As primeiras evidências são as músicas escolhidas para o filme. De Coldplay a Daft Punk e Lady Gaga, reconhecemos o período não por uma legenda que indica a passagem do tempo, mas pelas trilhas dispostas na película e suas mudanças corporais. Essa saída perspicaz de Linklater já insere uma das grandes relações que temos com os personagens: como nós, eles têm suas fases embaladas por músicas. Ou, na infância perguntam pela existência da magia e leem Harry Potter. Reconhecemos o tempo em Boyhood por elementos que, por vezes, fazem parte das lembranças do próprio público.
Em segundo, estes personagens são comuns. É possível reconhecer neles as nossas próprias fases, quando testamos um penteado ou roupa na adolescência, em busca de uma identidade em formação, ou a pressão de escolher a carreira e assumir as responsabilidades. Boyhood é um exercício nostálgico, porém sem cair no excesso de apelar para as emoções do público. O que vemos na tela é um retrato familiar próximo da realidade. E contemplar o crescimento desta família, a surpresa em notar como o garoto cresceu, mudou seus costumes e passa a se expressar mais, acaba por provocar até mesmo orgulho por passar três horas conhecendo a história desta família, que pode, muito bem, ter proximidade com a nossa.
Com a indicação de Patricia Arquette como Melhor atriz ao Oscar, compreende-se como a sua personagem, mãe de Mason, pode também ser outra perspectiva para se levar em conta ao ver Boyhood. Se o garoto está crescendo para ser o adulto apresentado à sociedade, esta mãe que se separa, buscando ter um companheiro que a mereça, que estuda com a esperança de ser professora, apesar da dificuldade de cuidar da família, se vê abandonada pelos filhos e sem perspectiva ao final, quando os vê crescer.

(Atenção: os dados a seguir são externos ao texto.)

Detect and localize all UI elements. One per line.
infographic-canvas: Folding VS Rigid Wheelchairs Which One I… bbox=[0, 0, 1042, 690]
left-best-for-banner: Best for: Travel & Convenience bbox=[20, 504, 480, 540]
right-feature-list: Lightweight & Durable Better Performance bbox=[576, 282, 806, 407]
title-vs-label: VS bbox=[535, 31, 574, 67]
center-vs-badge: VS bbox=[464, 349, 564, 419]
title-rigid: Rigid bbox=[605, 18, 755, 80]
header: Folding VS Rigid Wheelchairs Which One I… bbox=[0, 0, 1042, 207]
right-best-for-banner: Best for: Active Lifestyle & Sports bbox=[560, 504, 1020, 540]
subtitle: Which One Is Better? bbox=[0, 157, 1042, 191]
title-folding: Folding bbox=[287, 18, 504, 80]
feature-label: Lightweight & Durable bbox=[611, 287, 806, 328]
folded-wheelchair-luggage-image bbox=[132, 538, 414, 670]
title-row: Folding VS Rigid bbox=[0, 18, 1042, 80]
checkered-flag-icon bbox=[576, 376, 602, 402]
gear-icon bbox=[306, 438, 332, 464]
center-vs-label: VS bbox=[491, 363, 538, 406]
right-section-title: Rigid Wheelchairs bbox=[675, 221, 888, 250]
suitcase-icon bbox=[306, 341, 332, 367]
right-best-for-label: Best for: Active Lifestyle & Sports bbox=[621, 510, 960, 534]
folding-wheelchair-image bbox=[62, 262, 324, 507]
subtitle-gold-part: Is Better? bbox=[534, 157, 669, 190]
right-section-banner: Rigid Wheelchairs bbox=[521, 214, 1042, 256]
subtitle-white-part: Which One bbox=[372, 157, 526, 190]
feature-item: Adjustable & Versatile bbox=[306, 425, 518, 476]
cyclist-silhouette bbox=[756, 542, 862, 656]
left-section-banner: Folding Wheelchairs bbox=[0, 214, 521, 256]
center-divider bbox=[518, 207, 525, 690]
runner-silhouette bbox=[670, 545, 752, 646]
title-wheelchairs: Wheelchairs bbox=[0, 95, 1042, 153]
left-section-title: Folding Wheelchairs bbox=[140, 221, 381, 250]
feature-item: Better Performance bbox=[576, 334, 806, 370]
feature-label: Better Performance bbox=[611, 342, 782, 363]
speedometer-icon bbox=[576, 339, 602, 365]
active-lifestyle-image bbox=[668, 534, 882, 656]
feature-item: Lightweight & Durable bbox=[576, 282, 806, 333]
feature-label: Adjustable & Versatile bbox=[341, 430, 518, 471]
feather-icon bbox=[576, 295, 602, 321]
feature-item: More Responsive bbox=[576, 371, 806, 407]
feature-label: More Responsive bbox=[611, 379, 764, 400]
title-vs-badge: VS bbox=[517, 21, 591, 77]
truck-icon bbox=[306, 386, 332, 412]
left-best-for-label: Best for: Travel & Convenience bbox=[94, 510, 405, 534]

Este ponto apresentado por Linklater é tão forte que eleva a sua personagem ao grande espaço que merece, ao de heroína, como muitas mães que conduzem famílias se equilibrando entre os conflitos. Assumimos um carinho por ela, nesta atuação simples e intensa de Arquette para, então, entender que o grande papel que Linklater assume com seu filme não é apenas mostrar a passagem do tempo. Boyhood aposta nas marcas que o tempo deixa nesta passagem. A força materna e a maturidade que o pai, aos poucos, vai ganhando, compõem a personalidade de Mason e Samantha. Linklater mostra como os pequenos e grandes momentos se somam na formação de um indivíduo. Com brigas, conquistas, cortes de cabelo.

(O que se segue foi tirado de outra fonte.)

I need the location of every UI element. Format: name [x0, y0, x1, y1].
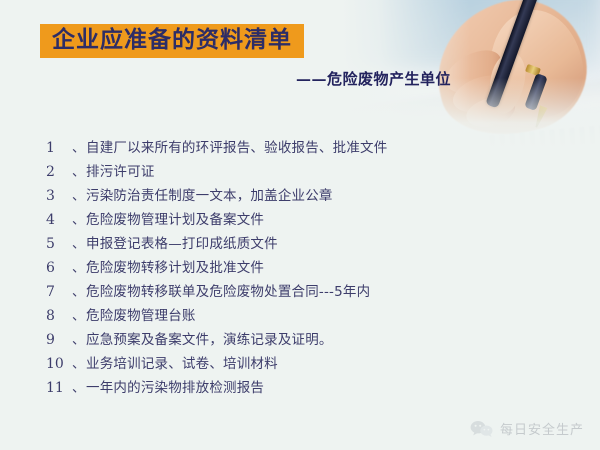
list-item-number: 3	[46, 188, 72, 204]
list-item-number: 7	[46, 284, 72, 300]
wechat-icon	[470, 420, 494, 438]
list-item-label: 污染防治责任制度一文本，加盖企业公章	[86, 184, 333, 204]
list-item-separator: 、	[72, 281, 85, 300]
list-item: 11 、 一年内的污染物排放检测报告	[46, 376, 387, 400]
photo-finger-3	[463, 92, 519, 133]
wechat-watermark: 每日安全生产	[470, 419, 584, 438]
list-item: 8 、 危险废物管理台账	[46, 304, 387, 328]
list-item-label: 危险废物转移计划及批准文件	[86, 256, 264, 276]
list-item-number: 4	[46, 212, 72, 228]
list-item: 9 、 应急预案及备案文件，演练记录及证明。	[46, 328, 387, 352]
list-item-separator: 、	[72, 377, 85, 396]
list-item-label: 一年内的污染物排放检测报告	[86, 376, 264, 396]
slide-canvas: 企业应准备的资料清单 ——危险废物产生单位 1 、 自建厂以来所有的环评报告、验…	[0, 0, 600, 450]
list-item-label: 业务培训记录、试卷、培训材料	[86, 352, 278, 372]
list-item-label: 申报登记表格—打印成纸质文件	[86, 232, 278, 252]
photo-written-lines	[489, 125, 600, 150]
document-checklist: 1 、 自建厂以来所有的环评报告、验收报告、批准文件 2 、 排污许可证 3 、…	[46, 136, 387, 400]
list-item-separator: 、	[72, 161, 85, 180]
list-item: 4 、 危险废物管理计划及备案文件	[46, 208, 387, 232]
list-item-label: 应急预案及备案文件，演练记录及证明。	[86, 328, 333, 348]
list-item-number: 11	[46, 380, 72, 396]
page-title: 企业应准备的资料清单	[52, 27, 292, 53]
slide-subtitle: ——危险废物产生单位	[296, 68, 451, 89]
photo-knuckles	[481, 3, 590, 125]
list-item-separator: 、	[72, 209, 85, 228]
photo-pen-nib	[532, 105, 547, 128]
list-item: 2 、 排污许可证	[46, 160, 387, 184]
list-item-separator: 、	[72, 137, 85, 156]
list-item-number: 9	[46, 332, 72, 348]
photo-pen-barrel	[485, 0, 540, 108]
list-item: 1 、 自建厂以来所有的环评报告、验收报告、批准文件	[46, 136, 387, 160]
list-item-label: 排污许可证	[86, 160, 155, 180]
list-item-label: 危险废物管理计划及备案文件	[86, 208, 264, 228]
list-item-separator: 、	[72, 305, 85, 324]
list-item-label: 自建厂以来所有的环评报告、验收报告、批准文件	[86, 136, 387, 156]
list-item: 7 、 危险废物转移联单及危险废物处置合同---5年内	[46, 280, 387, 304]
list-item-number: 8	[46, 308, 72, 324]
photo-background-blur	[340, 0, 600, 70]
list-item-number: 6	[46, 260, 72, 276]
list-item: 5 、 申报登记表格—打印成纸质文件	[46, 232, 387, 256]
list-item-separator: 、	[72, 329, 85, 348]
slide-title-band: 企业应准备的资料清单	[40, 24, 304, 58]
list-item-number: 10	[46, 356, 72, 372]
list-item-label: 危险废物转移联单及危险废物处置合同---5年内	[86, 280, 370, 300]
photo-pen-grip	[524, 73, 548, 111]
photo-thumb	[484, 49, 530, 117]
list-item-number: 5	[46, 236, 72, 252]
list-item-number: 2	[46, 164, 72, 180]
list-item-separator: 、	[72, 185, 85, 204]
watermark-label: 每日安全生产	[500, 419, 584, 438]
list-item: 10 、 业务培训记录、试卷、培训材料	[46, 352, 387, 376]
list-item-separator: 、	[72, 233, 85, 252]
list-item-separator: 、	[72, 353, 85, 372]
list-item: 3 、 污染防治责任制度一文本，加盖企业公章	[46, 184, 387, 208]
list-item-separator: 、	[72, 257, 85, 276]
list-item-number: 1	[46, 140, 72, 156]
photo-finger-2	[448, 69, 512, 120]
list-item-label: 危险废物管理台账	[86, 304, 196, 324]
photo-pen-gold-ring	[525, 64, 541, 76]
list-item: 6 、 危险废物转移计划及批准文件	[46, 256, 387, 280]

Na opinião de alguns críticos, o filme pode oscilar entre uma suposta falta de roteiro e uma obra que não precisava de 12 anos para ser desenvolvida e resultar em um filme simples. Ambas as perspectivas são exageradas. O que Boyhood verdadeiramente pretende é apresentar a passagem do tempo como uma relação possível ao espectador. Sem saltos que poderiam falsificar esta relação, Boyhood expõe a simplicidade que é pouco vista no cinema. Talvez o pouco que falte para Boyhood ser um filme grandioso em todos os sentidos seja encontrar alguns elementos ficcionais no enredo. Pois ainda o cinema consegue insuflar ao real o poético que faz de uma cena ser inesquecível. Mesmo que o objetivo seja apresentar um realismo, não se pode negar que a vida comum tem suas tomadas de ficção.

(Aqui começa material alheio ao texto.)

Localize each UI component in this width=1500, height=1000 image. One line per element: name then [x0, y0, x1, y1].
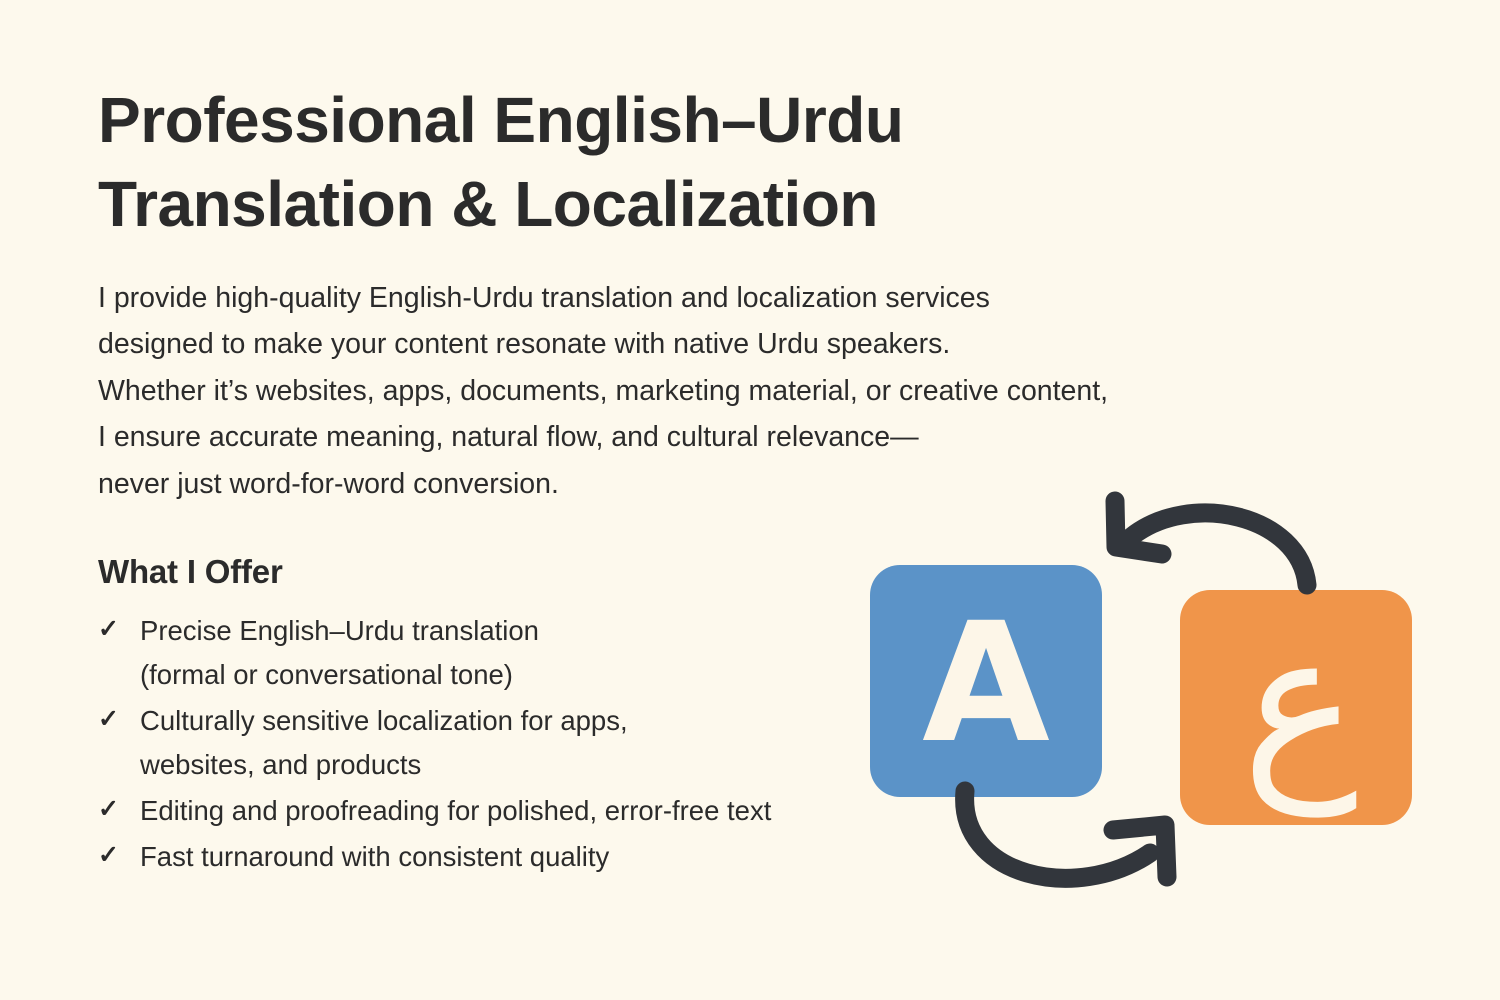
target-card-letter: ع: [1242, 589, 1358, 818]
check-icon: ✓: [98, 835, 140, 876]
intro-paragraph: I provide high-quality English-Urdu tran…: [98, 275, 1358, 507]
urdu-to-english-arrow: [1115, 501, 1307, 585]
intro-line-4: I ensure accurate meaning, natural flow,…: [98, 414, 1358, 460]
check-icon: ✓: [98, 699, 140, 740]
target-language-card: ع: [1180, 589, 1412, 825]
intro-line-1: I provide high-quality English-Urdu tran…: [98, 275, 1358, 321]
page-title-line-2: Translation & Localization: [98, 162, 1098, 246]
intro-line-2: designed to make your content resonate w…: [98, 321, 1358, 367]
source-language-card: A: [870, 565, 1102, 797]
page-title-line-1: Professional English–Urdu: [98, 78, 1098, 162]
page-title: Professional English–Urdu Translation & …: [98, 78, 1098, 247]
translation-illustration: A ع: [845, 485, 1465, 915]
check-icon: ✓: [98, 789, 140, 830]
check-icon: ✓: [98, 609, 140, 650]
intro-line-3: Whether it’s websites, apps, documents, …: [98, 368, 1358, 414]
source-card-letter: A: [922, 587, 1050, 779]
infographic-page: Professional English–Urdu Translation & …: [0, 0, 1500, 1000]
english-to-urdu-arrow: [965, 791, 1167, 878]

Desta forma, o mérito de Boyhood é caminhar com diálogos e cenas próximos à vivência comum. Se muitas vezes reclamamos que não nos vimos retratados no cinema, Boyhood é uma resposta. É a chance de visualizar a trama da própria vida. Como diz o pai de Mason ao garoto ainda pequeno, uma baleia pode ser tão mágica quanto elfos. Um animal que canta cruzando os oceanos pode ser mágica e parte do real. Boyhood acena pelo mesmo caminho, de uma vida feita inteiramente de momentos que compõem esta bela realidade que reside em um eterno presente.